One particularly salacious example: there are multiple rites that purport to secure the operant a marriage to a Jinnaya, after which he (the operant is assumed to be male) will forever be unable to lie with mortal women. To my knowledge, there is nothing comparable in the Western grimoires. Certainly the Goetic demons can be commanded to cause other mortals to fall in love with you, or to make other mortals "show themselves" before you. Succubi or incubi might be conjured to consort with an operant (at peril of their souls), but a rite to compel a demon to marry a mortal?
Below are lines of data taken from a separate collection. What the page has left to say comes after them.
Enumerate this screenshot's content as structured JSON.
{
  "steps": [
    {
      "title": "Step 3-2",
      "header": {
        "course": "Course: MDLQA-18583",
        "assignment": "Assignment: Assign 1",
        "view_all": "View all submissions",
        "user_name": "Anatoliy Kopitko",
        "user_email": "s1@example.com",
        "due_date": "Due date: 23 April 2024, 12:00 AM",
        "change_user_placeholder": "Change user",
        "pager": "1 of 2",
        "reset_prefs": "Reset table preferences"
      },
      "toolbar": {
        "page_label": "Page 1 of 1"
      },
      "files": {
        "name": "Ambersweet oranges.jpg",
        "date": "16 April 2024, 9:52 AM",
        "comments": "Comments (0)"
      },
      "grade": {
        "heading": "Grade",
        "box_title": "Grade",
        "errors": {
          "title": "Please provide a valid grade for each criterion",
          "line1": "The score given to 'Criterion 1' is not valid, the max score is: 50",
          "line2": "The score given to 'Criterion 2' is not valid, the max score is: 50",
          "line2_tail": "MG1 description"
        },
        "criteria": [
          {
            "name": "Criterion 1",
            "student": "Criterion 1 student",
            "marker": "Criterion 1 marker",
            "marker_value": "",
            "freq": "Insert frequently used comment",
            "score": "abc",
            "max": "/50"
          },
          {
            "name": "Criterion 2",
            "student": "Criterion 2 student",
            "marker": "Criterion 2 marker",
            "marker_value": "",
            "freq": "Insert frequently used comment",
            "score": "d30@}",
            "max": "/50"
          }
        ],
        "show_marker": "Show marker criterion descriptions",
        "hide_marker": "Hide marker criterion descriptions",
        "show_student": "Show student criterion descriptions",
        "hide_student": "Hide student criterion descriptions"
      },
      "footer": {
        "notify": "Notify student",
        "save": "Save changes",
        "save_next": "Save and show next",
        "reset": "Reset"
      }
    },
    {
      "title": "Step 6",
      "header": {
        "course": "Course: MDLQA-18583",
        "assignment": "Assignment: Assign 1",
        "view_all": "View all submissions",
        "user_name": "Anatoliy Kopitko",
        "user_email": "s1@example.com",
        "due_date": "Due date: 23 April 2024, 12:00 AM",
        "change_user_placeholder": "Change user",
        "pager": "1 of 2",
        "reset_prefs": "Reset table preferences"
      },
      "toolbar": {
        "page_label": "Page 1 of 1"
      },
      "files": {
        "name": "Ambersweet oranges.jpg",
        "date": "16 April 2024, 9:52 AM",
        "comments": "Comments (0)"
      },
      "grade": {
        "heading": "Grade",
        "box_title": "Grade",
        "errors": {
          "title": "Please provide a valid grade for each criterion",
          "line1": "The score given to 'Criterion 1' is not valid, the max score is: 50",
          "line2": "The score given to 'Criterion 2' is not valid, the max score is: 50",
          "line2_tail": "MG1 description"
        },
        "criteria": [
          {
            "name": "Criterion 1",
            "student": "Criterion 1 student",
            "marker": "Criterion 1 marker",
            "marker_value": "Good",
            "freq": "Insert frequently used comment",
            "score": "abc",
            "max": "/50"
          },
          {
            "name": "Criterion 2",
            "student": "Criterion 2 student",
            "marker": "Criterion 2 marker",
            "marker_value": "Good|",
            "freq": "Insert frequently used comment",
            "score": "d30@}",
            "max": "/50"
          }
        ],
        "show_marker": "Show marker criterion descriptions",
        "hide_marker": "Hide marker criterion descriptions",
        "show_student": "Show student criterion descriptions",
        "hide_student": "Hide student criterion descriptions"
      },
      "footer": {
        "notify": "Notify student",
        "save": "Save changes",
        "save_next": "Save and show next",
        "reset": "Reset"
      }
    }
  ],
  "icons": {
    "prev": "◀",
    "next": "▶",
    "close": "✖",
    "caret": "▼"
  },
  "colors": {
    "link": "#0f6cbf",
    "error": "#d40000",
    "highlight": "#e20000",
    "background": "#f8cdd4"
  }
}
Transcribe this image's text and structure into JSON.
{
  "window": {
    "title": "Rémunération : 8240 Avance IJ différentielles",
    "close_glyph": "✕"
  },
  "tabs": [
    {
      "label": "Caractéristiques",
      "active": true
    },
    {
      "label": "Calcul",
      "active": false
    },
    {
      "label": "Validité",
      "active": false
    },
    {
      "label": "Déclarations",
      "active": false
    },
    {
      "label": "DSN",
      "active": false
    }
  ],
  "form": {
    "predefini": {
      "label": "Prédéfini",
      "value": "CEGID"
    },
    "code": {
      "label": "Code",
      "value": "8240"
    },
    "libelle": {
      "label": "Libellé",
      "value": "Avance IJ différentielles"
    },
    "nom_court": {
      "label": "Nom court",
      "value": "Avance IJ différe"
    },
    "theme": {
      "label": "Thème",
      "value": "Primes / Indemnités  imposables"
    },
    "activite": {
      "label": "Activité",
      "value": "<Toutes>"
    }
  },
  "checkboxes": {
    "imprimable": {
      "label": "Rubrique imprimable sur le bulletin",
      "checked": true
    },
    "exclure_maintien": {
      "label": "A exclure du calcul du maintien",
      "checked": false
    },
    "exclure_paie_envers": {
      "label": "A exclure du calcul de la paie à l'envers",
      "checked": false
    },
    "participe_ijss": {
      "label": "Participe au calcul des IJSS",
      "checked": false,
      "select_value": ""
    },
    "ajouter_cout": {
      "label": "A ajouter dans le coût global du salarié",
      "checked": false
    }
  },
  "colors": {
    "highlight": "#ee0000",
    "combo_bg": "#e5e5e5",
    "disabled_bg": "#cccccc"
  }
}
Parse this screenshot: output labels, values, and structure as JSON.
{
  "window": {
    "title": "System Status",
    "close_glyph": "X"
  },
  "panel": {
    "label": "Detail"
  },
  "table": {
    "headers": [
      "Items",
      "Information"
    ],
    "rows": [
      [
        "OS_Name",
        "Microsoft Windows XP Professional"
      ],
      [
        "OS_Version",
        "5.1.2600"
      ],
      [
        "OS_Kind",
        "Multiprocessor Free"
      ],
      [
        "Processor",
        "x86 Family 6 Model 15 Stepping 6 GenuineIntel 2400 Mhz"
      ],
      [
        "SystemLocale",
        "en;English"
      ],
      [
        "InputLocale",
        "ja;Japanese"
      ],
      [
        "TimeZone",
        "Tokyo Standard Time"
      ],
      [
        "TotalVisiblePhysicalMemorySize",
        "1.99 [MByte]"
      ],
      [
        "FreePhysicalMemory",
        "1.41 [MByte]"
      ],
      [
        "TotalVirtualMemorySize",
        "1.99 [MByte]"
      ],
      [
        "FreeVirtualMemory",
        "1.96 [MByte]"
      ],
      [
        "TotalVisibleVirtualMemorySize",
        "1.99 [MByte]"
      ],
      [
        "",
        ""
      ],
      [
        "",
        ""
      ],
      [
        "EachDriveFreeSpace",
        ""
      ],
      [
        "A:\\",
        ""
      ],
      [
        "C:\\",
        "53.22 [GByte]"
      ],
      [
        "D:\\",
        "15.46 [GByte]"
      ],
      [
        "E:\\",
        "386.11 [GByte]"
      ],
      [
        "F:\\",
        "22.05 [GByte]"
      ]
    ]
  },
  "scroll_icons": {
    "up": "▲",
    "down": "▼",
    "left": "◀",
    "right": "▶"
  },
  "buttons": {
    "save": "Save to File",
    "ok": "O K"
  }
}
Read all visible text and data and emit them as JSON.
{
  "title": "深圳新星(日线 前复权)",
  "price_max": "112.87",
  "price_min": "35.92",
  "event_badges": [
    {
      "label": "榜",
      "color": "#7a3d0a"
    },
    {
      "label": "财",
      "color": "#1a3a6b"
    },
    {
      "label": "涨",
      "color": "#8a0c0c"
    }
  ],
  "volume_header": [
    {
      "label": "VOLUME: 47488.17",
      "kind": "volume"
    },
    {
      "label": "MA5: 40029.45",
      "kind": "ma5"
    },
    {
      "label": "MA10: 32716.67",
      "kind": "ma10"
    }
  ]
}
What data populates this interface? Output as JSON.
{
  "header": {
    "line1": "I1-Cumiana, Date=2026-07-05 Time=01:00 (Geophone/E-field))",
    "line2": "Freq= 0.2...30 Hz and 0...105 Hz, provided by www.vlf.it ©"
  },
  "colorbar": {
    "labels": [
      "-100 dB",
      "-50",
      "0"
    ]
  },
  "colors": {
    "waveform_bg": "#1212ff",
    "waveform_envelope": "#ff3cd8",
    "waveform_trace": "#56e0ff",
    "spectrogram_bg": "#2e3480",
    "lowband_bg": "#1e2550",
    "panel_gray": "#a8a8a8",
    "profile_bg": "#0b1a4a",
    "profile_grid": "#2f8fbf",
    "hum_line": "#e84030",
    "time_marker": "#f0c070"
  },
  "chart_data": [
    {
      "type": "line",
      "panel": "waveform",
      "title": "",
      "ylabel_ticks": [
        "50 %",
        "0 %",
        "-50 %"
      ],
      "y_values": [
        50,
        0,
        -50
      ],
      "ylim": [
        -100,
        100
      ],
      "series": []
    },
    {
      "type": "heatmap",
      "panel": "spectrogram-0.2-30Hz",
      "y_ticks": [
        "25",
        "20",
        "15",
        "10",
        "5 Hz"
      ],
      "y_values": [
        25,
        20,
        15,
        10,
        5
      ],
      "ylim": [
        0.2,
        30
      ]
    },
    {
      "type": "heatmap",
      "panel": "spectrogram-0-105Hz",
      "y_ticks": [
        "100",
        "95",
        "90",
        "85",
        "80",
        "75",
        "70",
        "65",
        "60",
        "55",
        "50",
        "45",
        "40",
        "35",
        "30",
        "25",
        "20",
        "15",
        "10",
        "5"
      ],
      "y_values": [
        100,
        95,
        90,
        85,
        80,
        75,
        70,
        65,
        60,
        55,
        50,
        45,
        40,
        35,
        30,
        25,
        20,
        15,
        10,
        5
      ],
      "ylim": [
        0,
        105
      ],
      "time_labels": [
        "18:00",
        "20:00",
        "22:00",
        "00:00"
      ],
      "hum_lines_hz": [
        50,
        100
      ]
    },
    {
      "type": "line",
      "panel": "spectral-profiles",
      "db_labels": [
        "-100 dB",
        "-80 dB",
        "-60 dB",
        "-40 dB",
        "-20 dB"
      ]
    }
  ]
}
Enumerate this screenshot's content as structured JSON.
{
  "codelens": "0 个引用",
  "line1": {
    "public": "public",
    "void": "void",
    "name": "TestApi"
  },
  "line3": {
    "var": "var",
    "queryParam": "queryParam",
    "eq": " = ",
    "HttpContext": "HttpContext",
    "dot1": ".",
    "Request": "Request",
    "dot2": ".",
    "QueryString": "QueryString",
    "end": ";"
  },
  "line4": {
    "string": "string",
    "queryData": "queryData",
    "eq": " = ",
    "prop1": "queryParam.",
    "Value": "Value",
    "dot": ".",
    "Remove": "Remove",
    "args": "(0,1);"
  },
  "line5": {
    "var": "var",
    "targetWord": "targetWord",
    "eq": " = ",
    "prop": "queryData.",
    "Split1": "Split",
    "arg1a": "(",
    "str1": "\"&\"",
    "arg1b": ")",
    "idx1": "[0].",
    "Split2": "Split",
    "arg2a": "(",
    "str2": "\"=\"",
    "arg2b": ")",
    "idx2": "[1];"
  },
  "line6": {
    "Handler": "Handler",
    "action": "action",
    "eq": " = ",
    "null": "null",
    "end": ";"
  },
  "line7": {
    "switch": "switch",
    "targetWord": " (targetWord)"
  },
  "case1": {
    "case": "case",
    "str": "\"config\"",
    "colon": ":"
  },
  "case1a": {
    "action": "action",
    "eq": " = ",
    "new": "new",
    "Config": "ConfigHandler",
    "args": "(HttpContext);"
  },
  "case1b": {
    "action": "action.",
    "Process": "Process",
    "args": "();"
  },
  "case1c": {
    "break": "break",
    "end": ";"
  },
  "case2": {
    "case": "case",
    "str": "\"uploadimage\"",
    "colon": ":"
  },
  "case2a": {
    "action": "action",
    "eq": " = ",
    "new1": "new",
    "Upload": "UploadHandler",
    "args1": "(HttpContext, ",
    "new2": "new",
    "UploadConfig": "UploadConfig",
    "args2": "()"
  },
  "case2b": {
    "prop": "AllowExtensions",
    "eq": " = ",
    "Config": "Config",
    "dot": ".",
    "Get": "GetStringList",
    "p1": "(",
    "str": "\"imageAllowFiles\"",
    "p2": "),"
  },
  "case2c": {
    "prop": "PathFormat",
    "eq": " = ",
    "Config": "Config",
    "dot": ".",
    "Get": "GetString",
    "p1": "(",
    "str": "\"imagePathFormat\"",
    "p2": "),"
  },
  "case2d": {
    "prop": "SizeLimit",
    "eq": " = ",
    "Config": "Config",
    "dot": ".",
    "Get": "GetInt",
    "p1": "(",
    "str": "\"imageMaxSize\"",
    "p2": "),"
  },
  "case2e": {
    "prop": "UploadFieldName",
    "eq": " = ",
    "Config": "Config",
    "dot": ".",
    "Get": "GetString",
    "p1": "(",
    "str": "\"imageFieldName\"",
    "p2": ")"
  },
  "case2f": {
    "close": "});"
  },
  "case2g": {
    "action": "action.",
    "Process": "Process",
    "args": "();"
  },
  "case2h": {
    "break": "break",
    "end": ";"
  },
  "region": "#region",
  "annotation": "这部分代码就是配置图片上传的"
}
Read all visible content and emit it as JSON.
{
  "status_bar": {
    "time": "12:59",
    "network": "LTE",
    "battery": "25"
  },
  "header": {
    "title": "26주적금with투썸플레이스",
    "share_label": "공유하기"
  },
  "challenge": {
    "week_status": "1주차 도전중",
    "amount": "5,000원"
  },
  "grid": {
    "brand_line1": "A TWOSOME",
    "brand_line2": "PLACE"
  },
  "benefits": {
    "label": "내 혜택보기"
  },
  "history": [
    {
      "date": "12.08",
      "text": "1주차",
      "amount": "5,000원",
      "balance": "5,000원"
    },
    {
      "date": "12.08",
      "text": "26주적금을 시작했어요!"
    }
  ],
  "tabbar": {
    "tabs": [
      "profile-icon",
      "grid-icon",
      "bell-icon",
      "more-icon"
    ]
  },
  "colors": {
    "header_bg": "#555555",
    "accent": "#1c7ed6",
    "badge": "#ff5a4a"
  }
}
Angels and demons are beings of pure will, either benign or malign, on an entirely different plane of agency than we are. The idea of marrying one seems almost like a category error. But because Jinn live lives much as we do, they can be courted and married just as we might court or marry another person. The idea has strong parallels in various ancient pagan traditions where gods or supra-human creatures routinely took mortal spouses, and shows a fascinating contrast.
Recommended for fans of medieval magickal traditions.